The Blue States Are Now the Beggar States
The Blue States Are Now the Beggar States by Stephen Moore for Town Hall
Last week, I visited South Florida for four days, and what a shock: Everything was open. The beaches, the hotels, the restaurants (with some sensible safety and social distancing restrictions). The classrooms are full.
The other strange thing about being in Florida was that people were happy. They were playing tennis and golf. They were going to work and getting on with their lives. Florida is a Republican, can-do kind of place.
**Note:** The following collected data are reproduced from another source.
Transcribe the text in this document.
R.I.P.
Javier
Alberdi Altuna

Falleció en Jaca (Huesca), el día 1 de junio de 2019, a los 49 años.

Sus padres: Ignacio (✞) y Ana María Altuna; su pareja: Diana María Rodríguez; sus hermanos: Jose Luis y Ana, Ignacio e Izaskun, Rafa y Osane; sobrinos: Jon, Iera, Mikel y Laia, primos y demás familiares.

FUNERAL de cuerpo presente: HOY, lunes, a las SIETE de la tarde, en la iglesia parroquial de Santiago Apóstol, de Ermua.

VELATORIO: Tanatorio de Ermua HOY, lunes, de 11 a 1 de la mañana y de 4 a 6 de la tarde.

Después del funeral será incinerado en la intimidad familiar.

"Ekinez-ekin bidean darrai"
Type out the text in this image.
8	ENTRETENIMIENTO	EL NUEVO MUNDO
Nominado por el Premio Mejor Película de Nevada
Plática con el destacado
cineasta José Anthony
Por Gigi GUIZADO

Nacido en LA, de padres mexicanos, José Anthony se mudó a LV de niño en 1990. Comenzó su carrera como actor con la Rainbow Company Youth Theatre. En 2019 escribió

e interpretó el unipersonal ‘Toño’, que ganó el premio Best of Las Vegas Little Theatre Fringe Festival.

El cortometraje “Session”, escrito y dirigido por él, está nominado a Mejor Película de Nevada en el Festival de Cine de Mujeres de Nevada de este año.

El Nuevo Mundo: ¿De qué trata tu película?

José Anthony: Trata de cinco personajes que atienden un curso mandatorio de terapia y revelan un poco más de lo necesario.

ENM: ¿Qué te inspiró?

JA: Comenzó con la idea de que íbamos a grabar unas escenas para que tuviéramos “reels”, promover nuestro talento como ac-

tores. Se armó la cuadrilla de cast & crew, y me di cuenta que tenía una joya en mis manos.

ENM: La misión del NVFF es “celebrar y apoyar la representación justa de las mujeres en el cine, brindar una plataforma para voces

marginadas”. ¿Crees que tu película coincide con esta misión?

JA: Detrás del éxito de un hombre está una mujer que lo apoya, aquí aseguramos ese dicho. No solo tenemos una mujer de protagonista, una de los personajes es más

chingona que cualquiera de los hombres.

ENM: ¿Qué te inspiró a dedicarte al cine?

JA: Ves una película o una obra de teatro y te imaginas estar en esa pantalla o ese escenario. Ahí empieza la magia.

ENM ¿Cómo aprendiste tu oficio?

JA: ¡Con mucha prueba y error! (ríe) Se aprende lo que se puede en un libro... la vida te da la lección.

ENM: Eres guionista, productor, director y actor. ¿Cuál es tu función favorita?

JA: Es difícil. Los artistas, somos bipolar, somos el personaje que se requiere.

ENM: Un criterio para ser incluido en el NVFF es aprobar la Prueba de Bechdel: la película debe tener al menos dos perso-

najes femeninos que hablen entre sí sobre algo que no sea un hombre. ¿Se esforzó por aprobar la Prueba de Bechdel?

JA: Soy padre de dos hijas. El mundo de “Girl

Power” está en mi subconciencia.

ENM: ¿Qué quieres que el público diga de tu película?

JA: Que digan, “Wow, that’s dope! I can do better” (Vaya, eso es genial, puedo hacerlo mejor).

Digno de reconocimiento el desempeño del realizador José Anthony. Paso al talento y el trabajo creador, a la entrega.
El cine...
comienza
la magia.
Then, there is New York. Manhattan is a morose and deserted place to be. It’s as if it’s boarded up. People are living their lives afraid. They are depressed, which makes the whole place depressing. In Southern California, I experienced the same dreariness. And it wasn’t the weather, which was warm and sunny. Restaurants were closed or highly restricted. Stores were sparsely attended, and people were generally grimacing and standoffish. They yelp in horror if you take off your mask, even for a moment.
Yet through it all, there is almost no evidence that lockdowns, business closures, stay-at-home orders and other strategies have reduced the infection rates or death rates from the virus. To take just one prominent example, open Florida has had a lower death rate (adjusted for the age distribution of the population) than closed-down California and New York. Even President Joe Biden’s crackerjack health officials can’t explain that one.
Fifty states experimented with responses to the virus, and the verdict is in: The big blue states got crushed. The highest unemployment states are Hawaii, Nevada, California, Colorado, New York, New Mexico, Rhode Island and Connecticut. On average, the blue states have 2 percentage points lower unemployment, which means millions of more jobless citizens. Their revenues have collapsed with businesses closed down.